Gutters contribute to a home’s character, often in subtle ways. While K-style aluminum gutters are installed on the majority of homes in North America, more homeowners today are paying attention to how well a gutter system works with their current roof. Gutters define the roofline, giving the eaves a polished, finished edge. Here are some tips on how to match gutters to a roofing system for increased aesthetics and curb appeal.

Multi-Tiered Roofs

When a house design includes architectural features such as dormers windows or skylights or is more than one storey, the roof is often multi-tiered. Multi-tiered roofs should have gutters installed along the upper eaves and corresponding downspouts to prevent water from dripping directly onto a section of the roof below, causing undue wear and tear.

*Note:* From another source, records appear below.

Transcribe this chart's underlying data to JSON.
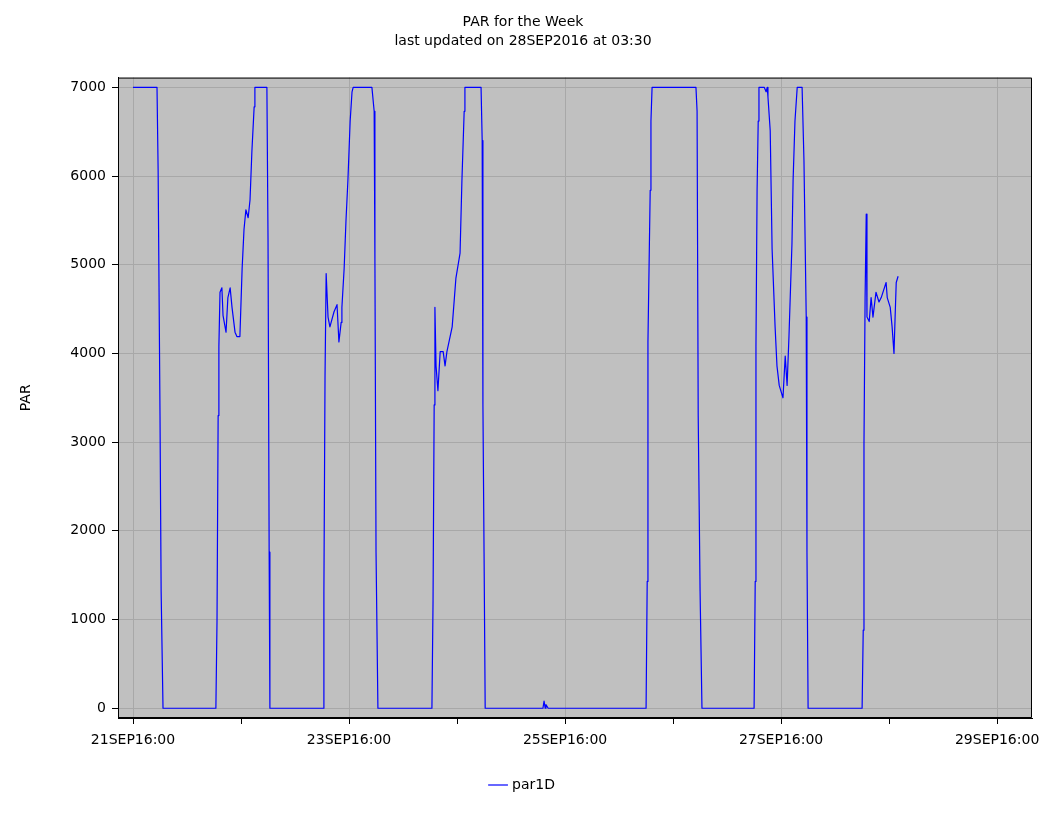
{
  "chart_data": {
    "type": "line",
    "title": "PAR for the Week",
    "subtitle": "last updated on 28SEP2016 at 03:30",
    "ylabel": "PAR",
    "legend": "bottom",
    "grid": true,
    "marker": "none",
    "line_style": "solid",
    "xlim": [
      "2016-09-20T20:40",
      "2016-09-29T07:45"
    ],
    "xticks": [
      {
        "value": "2016-09-21T00:00",
        "label": "21SEP16:00"
      },
      {
        "value": "2016-09-22T00:00",
        "label": null
      },
      {
        "value": "2016-09-23T00:00",
        "label": "23SEP16:00"
      },
      {
        "value": "2016-09-24T00:00",
        "label": null
      },
      {
        "value": "2016-09-25T00:00",
        "label": "25SEP16:00"
      },
      {
        "value": "2016-09-26T00:00",
        "label": null
      },
      {
        "value": "2016-09-27T00:00",
        "label": "27SEP16:00"
      },
      {
        "value": "2016-09-28T00:00",
        "label": null
      },
      {
        "value": "2016-09-29T00:00",
        "label": "29SEP16:00"
      }
    ],
    "ylim": [
      -110,
      7110
    ],
    "yticks": [
      0,
      1000,
      2000,
      3000,
      4000,
      5000,
      6000,
      7000
    ],
    "x": [
      "2016-09-21T00:00",
      "2016-09-21T05:20",
      "2016-09-21T05:35",
      "2016-09-21T06:00",
      "2016-09-21T06:15",
      "2016-09-21T06:40",
      "2016-09-21T18:25",
      "2016-09-21T18:40",
      "2016-09-21T18:55",
      "2016-09-21T19:05",
      "2016-09-21T19:20",
      "2016-09-21T19:45",
      "2016-09-21T20:00",
      "2016-09-21T20:40",
      "2016-09-21T21:05",
      "2016-09-21T21:35",
      "2016-09-21T22:00",
      "2016-09-21T22:40",
      "2016-09-21T23:05",
      "2016-09-21T23:45",
      "2016-09-22T00:15",
      "2016-09-22T00:40",
      "2016-09-22T01:05",
      "2016-09-22T01:35",
      "2016-09-22T02:00",
      "2016-09-22T02:25",
      "2016-09-22T02:55",
      "2016-09-22T03:05",
      "2016-09-22T05:45",
      "2016-09-22T06:00",
      "2016-09-22T06:15",
      "2016-09-22T06:25",
      "2016-09-22T18:15",
      "2016-09-22T18:25",
      "2016-09-22T18:40",
      "2016-09-22T18:55",
      "2016-09-22T19:20",
      "2016-09-22T19:45",
      "2016-09-22T20:40",
      "2016-09-22T21:20",
      "2016-09-22T21:45",
      "2016-09-22T22:15",
      "2016-09-22T22:25",
      "2016-09-22T22:55",
      "2016-09-22T23:20",
      "2016-09-22T23:45",
      "2016-09-23T00:15",
      "2016-09-23T00:40",
      "2016-09-23T00:55",
      "2016-09-23T05:05",
      "2016-09-23T05:35",
      "2016-09-23T05:45",
      "2016-09-23T06:00",
      "2016-09-23T06:25",
      "2016-09-23T18:25",
      "2016-09-23T18:40",
      "2016-09-23T18:55",
      "2016-09-23T19:05",
      "2016-09-23T19:20",
      "2016-09-23T19:45",
      "2016-09-23T20:15",
      "2016-09-23T20:55",
      "2016-09-23T21:20",
      "2016-09-23T21:45",
      "2016-09-23T22:55",
      "2016-09-23T23:45",
      "2016-09-24T00:40",
      "2016-09-24T01:05",
      "2016-09-24T01:35",
      "2016-09-24T01:45",
      "2016-09-24T05:20",
      "2016-09-24T05:35",
      "2016-09-24T05:45",
      "2016-09-24T06:00",
      "2016-09-24T06:15",
      "2016-09-24T19:05",
      "2016-09-24T19:20",
      "2016-09-24T19:35",
      "2016-09-24T19:45",
      "2016-09-24T20:15",
      "2016-09-25T18:00",
      "2016-09-25T18:15",
      "2016-09-25T18:25",
      "2016-09-25T18:55",
      "2016-09-25T19:05",
      "2016-09-25T19:20",
      "2016-09-26T05:05",
      "2016-09-26T05:20",
      "2016-09-26T05:35",
      "2016-09-26T06:00",
      "2016-09-26T06:25",
      "2016-09-26T18:00",
      "2016-09-26T18:15",
      "2016-09-26T18:25",
      "2016-09-26T18:40",
      "2016-09-26T18:55",
      "2016-09-26T19:05",
      "2016-09-26T20:15",
      "2016-09-26T20:40",
      "2016-09-26T20:55",
      "2016-09-26T21:05",
      "2016-09-26T21:35",
      "2016-09-26T22:00",
      "2016-09-26T22:40",
      "2016-09-26T23:05",
      "2016-09-26T23:35",
      "2016-09-27T00:25",
      "2016-09-27T00:55",
      "2016-09-27T01:20",
      "2016-09-27T01:45",
      "2016-09-27T02:25",
      "2016-09-27T02:40",
      "2016-09-27T03:05",
      "2016-09-27T03:35",
      "2016-09-27T04:40",
      "2016-09-27T05:05",
      "2016-09-27T05:35",
      "2016-09-27T05:45",
      "2016-09-27T06:00",
      "2016-09-27T18:00",
      "2016-09-27T18:15",
      "2016-09-27T18:25",
      "2016-09-27T18:40",
      "2016-09-27T18:55",
      "2016-09-27T19:05",
      "2016-09-27T19:35",
      "2016-09-27T20:00",
      "2016-09-27T20:25",
      "2016-09-27T21:05",
      "2016-09-27T21:45",
      "2016-09-27T22:15",
      "2016-09-27T23:20",
      "2016-09-27T23:35",
      "2016-09-28T00:15",
      "2016-09-28T00:40",
      "2016-09-28T01:05",
      "2016-09-28T01:20",
      "2016-09-28T01:35",
      "2016-09-28T02:00"
    ],
    "series": [
      {
        "name": "par1D",
        "color": "#0000ff",
        "values": [
          7000,
          7000,
          6060,
          3300,
          1320,
          0,
          0,
          990,
          3300,
          4080,
          4690,
          4740,
          4430,
          4240,
          4630,
          4740,
          4520,
          4240,
          4190,
          4190,
          4960,
          5400,
          5620,
          5530,
          5730,
          6280,
          6780,
          7000,
          7000,
          5290,
          1760,
          0,
          0,
          1320,
          3750,
          4900,
          4410,
          4300,
          4470,
          4550,
          4130,
          4350,
          4520,
          4960,
          5510,
          5950,
          6620,
          6950,
          7000,
          7000,
          6730,
          5070,
          1760,
          0,
          0,
          1210,
          3420,
          4520,
          3860,
          3580,
          4020,
          4020,
          3860,
          4020,
          4300,
          4850,
          5130,
          5950,
          6730,
          7000,
          7000,
          6400,
          3420,
          1760,
          0,
          0,
          80,
          0,
          40,
          0,
          0,
          1430,
          4130,
          5840,
          6620,
          7000,
          7000,
          6730,
          3300,
          1320,
          0,
          0,
          1430,
          4080,
          5840,
          6620,
          7000,
          7000,
          6950,
          7000,
          6890,
          6510,
          5180,
          4300,
          3860,
          3640,
          3500,
          3970,
          3640,
          4190,
          5240,
          5950,
          6620,
          7000,
          7000,
          6170,
          4410,
          1760,
          0,
          0,
          880,
          2980,
          4630,
          5570,
          4410,
          4360,
          4630,
          4410,
          4690,
          4580,
          4630,
          4800,
          4630,
          4520,
          4300,
          4000,
          4410,
          4800,
          4870
        ]
      }
    ]
  }
}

Multiple rooflines usually mean that the gutter system is more visible. By selecting a colour one shade darker or one shade lighter than the roof can make the gutters blend into the roofline. The choice will then have to be using the same colour for the downspouts (making them stand out) or selecting a different colour, one that complements the siding the downspouts will be attached to (making them blend in).

Steep Pitch Roofs

A homeowner should consider the size and the pitch of the roof when installing new gutters. Steep pitch roofs such as a gable roof, hip roof, gambrel roof or skillion roof shed water more easily. This means the gutters should be able to handle larger volumes of water. If the style of your roofing system is one with a steep slope or pitch and covers a medium to large sized house, K-style gutters, for example, tend to have more capacity than half-round gutters.

Metal Roofs

A standard gutter system like aluminum gutters, copper gutters or steel gutters that utilizes brackets or spikes and ferrules seems to work better for most homes than a gutter system using straps (attached to the roof deck). Installing seamless aluminum gutters on a metal roof is a popular choice. However, every residence and its metal roof are different. For the best results, before installing a gutter system, it is advisable to consult with both the roofing contractor and the manufacturer of the metal roof you have purchased.

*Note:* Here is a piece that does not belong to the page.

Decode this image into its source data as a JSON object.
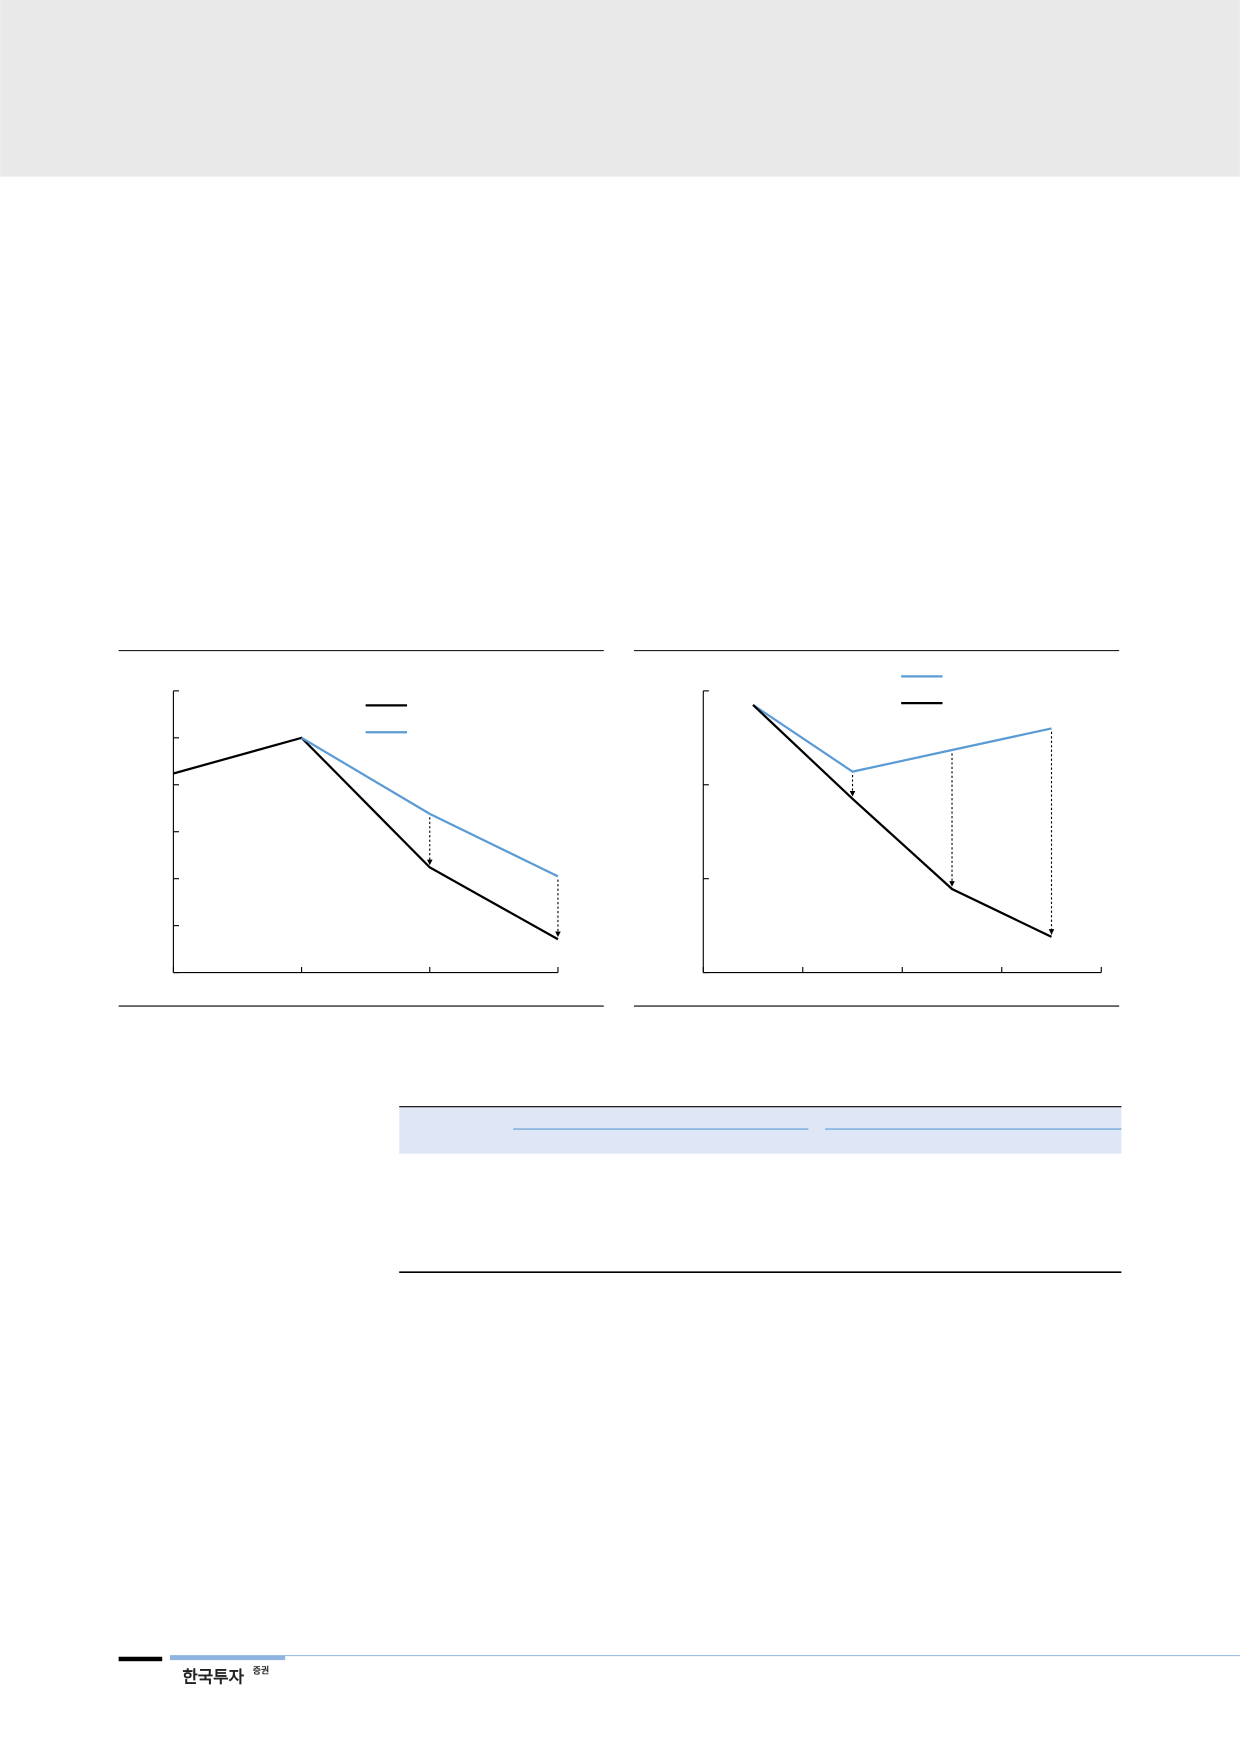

Matching Gutters to Roofing Materials

When matching gutters and roof design, roofing materials also play a prominent role. The uniqueness and individuality of a home’s exterior can be greatly enhanced when the gutters a specifically selected with certain roofing materials in mind.

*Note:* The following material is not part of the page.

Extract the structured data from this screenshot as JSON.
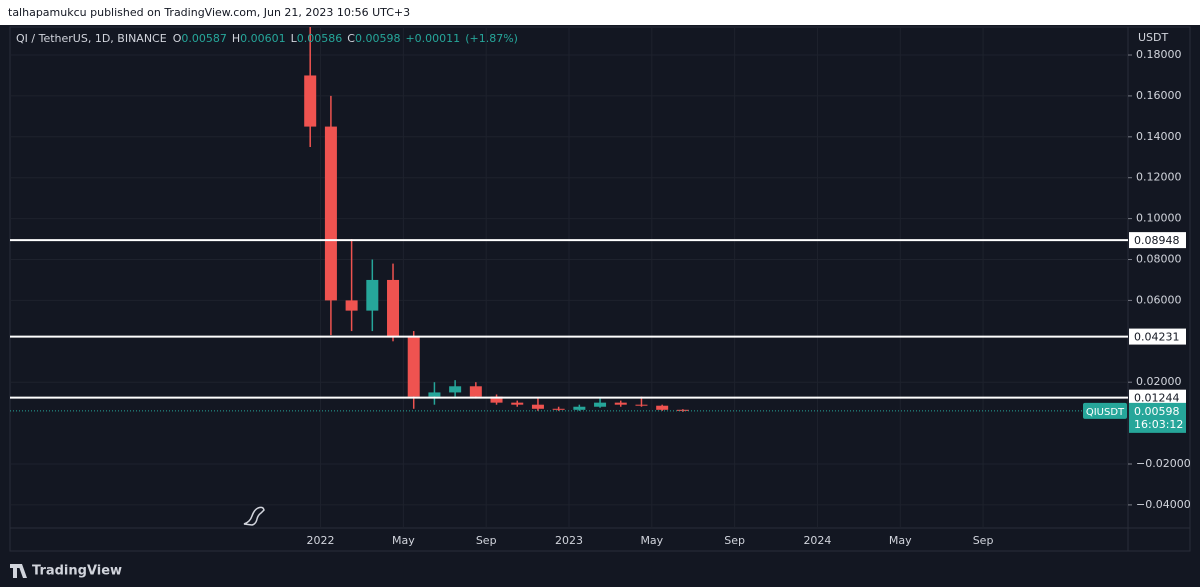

Copper gutters: Because copper gutters develop a patina over time, they perfectly complement roofs made of cedar shingles or slate tiles. A composite roof paired with a copper gutter system will have added style and more curb appeal.

Steel gutters: Steel K-style gutters or box gutters are appropriate for the roofs of modern style houses that want to achieve a contemporary or “industrial” vibe.

Half-round gutters: Since half-round gutters have a curved profile as opposed to a more angular one, they look good with clay roofing tiles. When installed on stately homes, mansions, or heritage residences over 5,000 square feet, half-round gutters can increase the refined appearance of a home’s exterior, regardless of the roofing material.